I defined a linear layer after the network and this layer is neither part of the network nor the weights are updated during training. It is defined just before the start of the first epoch as mentioned below.

mod1_encoder = linear([1024, 256, 256])
mod2_encoder = linear([1024, 512, 256])
mod1_classifier = linear([256, 4, 23])
mod2_classifier = linear([256, 4, 23])
net = encoder_individual_classifier(mod1_encoder, mod2_encoder, mod1_classifier, mod2_classifier)
net.cuda()

dset_train = data_loader(root_data_path=params['root_data'], labels_txt=all_labels, mode='trn', transform=None, randomize=True)
train_loader = DataLoader(dset_train, batch_size=params['batch_size'], num_workers=10, sampler=samplr)

dset_val = data_loader(root_data_path=params['root_data'], labels_txt=all_labels, mode='val', transform=None, randomize=False)
val_loader = DataLoader(dset_val, batch_size=params['batch_size'], shuffle=False, num_workers=10)

optimizer = torch.optim.Adam(net.parameters(), lr=params['lr'])
scheduler = torch.optim.lr_scheduler.MultiStepLR(optimizer, milestones=params['decay'], gamma=0.1)

tmp = linear([2,2])
for epoch in ....

I noticed that gradients backpropagated are different after adding the ‘tmp’ layer even after using the same seed for both the cases. What could be the possible explanation for this?

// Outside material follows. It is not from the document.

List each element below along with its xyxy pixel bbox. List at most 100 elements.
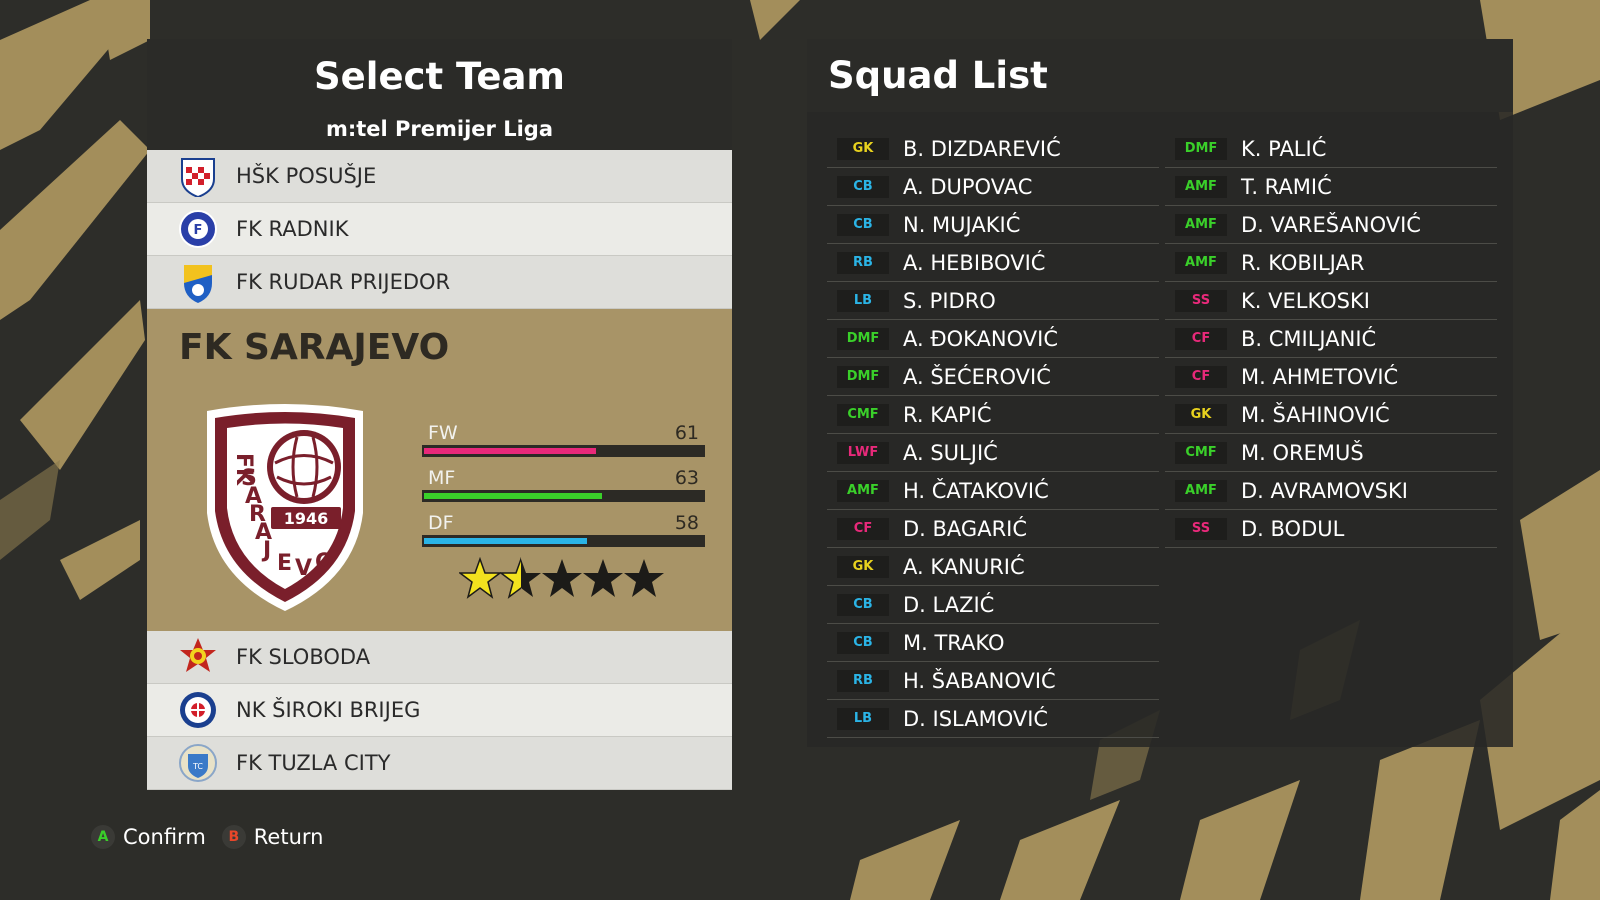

ptrblck · February 2, 2020, 5:53am

If you create a new layer, the parameters will be initialized, which will most likely call into a random initialization method and thus the pseudo-random number generator.
If you reset the seed after the initialization of tmp, you might get the same values.
Note that some methods are not deterministic as explained here.